Innovación frutal: los nuevos duraznos del INTA ya llegan al mercado local
Tres nuevas variedades de durazno desarrolladas por el INTA San Pedro comenzaron a llegar al mercado tras años de investigación y pruebas en campo.
Después de años de investigación, ensayos y trabajo conjunto con el sector productivo, tres nuevas variedades de duraznos desarrolladas por el INTA San Pedro comenzaron a llegar al mercado y al consumidor. Se trata de Tehuelche INTA, Chamamé INTA y Rosalinda INTA, cultivares que se destacan por su color, tamaño y adaptación a las condiciones productivas del noreste de la provincia de Buenos Aires, una de las principales zonas frutícolas del país.
La llegada comercial de estas variedades, que se concretó en noviembre de 2025 de la mano de un productor local, representa un hito dentro de un proceso largo y complejo. Las tres forman parte de un registro de 30 cultivares de duraznero realizado por el INTA San Pedro en 2017, cuyos nombres evocan la identidad nacional a través de referencias a bailes populares, comunidades originarias, ríos y mujeres relevantes de la historia argentina. Este enfoque no es casual: busca reforzar el carácter local de materiales genéticos pensados y desarrollados para responder a las necesidades productivas de la región.
Un desarrollo que demanda tiempo e innovación
Gerardo Sánchez, investigador del INTA San Pedro, explicó que el desarrollo de una nueva variedad frutal es una tarea que exige paciencia y planificación a largo plazo. “En fruticultura, el desarrollo de una variedad hasta su registro demanda al menos 15 años. Hoy, las herramientas de biotecnología permiten acelerar algunas etapas, ya que es posible prever el comportamiento de la fruta a partir de su composición molecular. Sin embargo, lograr que una variedad llegue efectivamente al mercado requiere, igualmente, varios años más”, señaló.

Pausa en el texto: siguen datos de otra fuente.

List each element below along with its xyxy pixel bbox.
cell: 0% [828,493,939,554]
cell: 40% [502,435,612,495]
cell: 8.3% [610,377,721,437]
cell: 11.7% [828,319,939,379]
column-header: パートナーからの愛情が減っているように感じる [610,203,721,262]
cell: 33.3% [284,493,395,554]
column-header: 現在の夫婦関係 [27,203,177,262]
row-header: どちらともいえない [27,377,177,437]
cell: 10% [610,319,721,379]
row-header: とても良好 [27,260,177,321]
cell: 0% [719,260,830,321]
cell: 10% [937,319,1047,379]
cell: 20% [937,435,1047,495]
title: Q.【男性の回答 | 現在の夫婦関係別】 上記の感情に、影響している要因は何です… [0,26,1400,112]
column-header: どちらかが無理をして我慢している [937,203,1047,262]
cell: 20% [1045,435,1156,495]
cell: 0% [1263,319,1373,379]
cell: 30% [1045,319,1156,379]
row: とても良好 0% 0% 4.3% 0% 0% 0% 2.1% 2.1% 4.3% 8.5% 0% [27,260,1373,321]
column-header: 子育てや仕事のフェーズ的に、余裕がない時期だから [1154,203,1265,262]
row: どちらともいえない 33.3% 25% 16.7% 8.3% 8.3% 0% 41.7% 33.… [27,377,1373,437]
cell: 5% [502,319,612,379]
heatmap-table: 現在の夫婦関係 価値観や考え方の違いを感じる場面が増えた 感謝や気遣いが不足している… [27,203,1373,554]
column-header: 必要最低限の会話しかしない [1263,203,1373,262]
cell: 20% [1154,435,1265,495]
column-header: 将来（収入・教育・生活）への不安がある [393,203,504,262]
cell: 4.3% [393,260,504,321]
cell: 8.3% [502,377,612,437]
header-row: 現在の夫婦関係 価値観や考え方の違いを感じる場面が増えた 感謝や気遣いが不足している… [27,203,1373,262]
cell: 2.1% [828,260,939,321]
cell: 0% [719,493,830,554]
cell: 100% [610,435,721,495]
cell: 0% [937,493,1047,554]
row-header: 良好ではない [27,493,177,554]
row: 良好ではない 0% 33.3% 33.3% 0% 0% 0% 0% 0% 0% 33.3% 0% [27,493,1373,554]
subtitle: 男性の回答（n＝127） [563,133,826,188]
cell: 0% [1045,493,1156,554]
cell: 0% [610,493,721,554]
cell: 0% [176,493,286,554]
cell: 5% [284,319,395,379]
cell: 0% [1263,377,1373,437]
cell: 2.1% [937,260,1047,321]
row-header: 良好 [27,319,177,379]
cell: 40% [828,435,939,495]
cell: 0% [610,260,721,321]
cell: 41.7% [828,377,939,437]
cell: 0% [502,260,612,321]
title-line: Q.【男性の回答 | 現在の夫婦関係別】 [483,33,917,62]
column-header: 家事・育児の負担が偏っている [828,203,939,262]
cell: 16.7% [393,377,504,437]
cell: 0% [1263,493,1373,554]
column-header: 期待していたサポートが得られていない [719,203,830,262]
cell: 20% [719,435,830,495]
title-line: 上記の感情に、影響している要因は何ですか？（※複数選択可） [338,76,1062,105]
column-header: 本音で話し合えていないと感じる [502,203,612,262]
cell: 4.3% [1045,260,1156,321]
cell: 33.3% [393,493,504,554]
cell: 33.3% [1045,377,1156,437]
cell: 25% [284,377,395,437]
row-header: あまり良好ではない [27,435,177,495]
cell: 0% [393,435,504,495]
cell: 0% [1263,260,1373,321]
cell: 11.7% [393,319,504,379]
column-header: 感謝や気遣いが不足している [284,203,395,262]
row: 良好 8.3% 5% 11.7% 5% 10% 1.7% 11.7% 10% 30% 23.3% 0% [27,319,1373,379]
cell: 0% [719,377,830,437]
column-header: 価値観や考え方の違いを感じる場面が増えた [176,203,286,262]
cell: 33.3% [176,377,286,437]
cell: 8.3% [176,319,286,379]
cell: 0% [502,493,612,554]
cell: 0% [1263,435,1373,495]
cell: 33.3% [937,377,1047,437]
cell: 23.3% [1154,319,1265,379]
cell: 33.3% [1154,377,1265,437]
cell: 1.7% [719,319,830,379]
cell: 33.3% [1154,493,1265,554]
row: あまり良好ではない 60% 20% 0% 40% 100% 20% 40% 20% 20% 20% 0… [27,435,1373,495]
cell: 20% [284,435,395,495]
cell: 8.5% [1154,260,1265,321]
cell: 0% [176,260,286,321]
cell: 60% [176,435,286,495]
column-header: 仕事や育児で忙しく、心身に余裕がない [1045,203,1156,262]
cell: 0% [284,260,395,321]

El camino hacia la inserción comercial comenzó a consolidarse en 2021, cuando el INTA firmó un convenio de cooperación con la Cámara de Productores y la Cámara de Productores y Empacadores de la zona norte de Buenos Aires. A partir de ese acuerdo, se invitó a los productores locales a probar e incorporar los nuevos materiales en sus establecimientos. Según detalló Gabriel Valentini, investigador del INTA San Pedro, cuatro empresas instalaron cinco plantas de cada uno de los 30 cultivares para evaluar su comportamiento agronómico, mientras que otras dos optaron por una modalidad que permitía implantar montes a escala comercial.
Actualmente, el 80 % de las variedades cultivadas en el noreste bonaerense corresponde a materiales introducidos, evaluados o registrados por el INTA San Pedro desde el inicio de sus actividades en fruticultura. El desafío actual es renovar ese listado, incorporando variedades que integren los aprendizajes acumulados durante décadas de investigación y experiencia productiva en la región.
Del campo a la góndola: la apuesta de los productores
En este contexto, uno de los productores decidió asumir el riesgo y apostar por la renovación de su monte frutal con cultivares nuevos. No se trata de una de las empresas más grandes del sector, sino de un productor que necesitaba renovar sus plantas y optó por materiales desarrollados localmente, priorizando atributos clave como la fecha de cosecha, las características de la planta y, especialmente, el color y el tamaño de la fruta, factores determinantes para la aceptación en el mercado.
Desde el equipo técnico del INTA explicaron que el tiempo es un factor central para comprender por qué la llegada de nuevas variedades al consumidor no es inmediata. “Para que una nueva variedad llegue al mercado, primero los productores deben elegirla. Luego deben producirse las plantas, que no existen en stock, sino que se generan de acuerdo con la superficie a implantar. Finalmente, una vez en el campo, hay que esperar entre dos y tres años para obtener la primera cosecha”, detallaron.
La aparición en góndola de Tehuelche, Chamamé y Rosalinda no solo amplía la oferta de duraznos para el consumidor, sino que también refleja el valor estratégico de la investigación pública aplicada al desarrollo productivo. Estas variedades son el resultado de una apuesta sostenida por la innovación, la identidad local y la articulación con los productores, elementos clave para fortalecer la fruticultura regional y avanzar hacia sistemas más competitivos y adaptados a las condiciones del territorio.
Fuente: INTA con aportes de Redacción +P.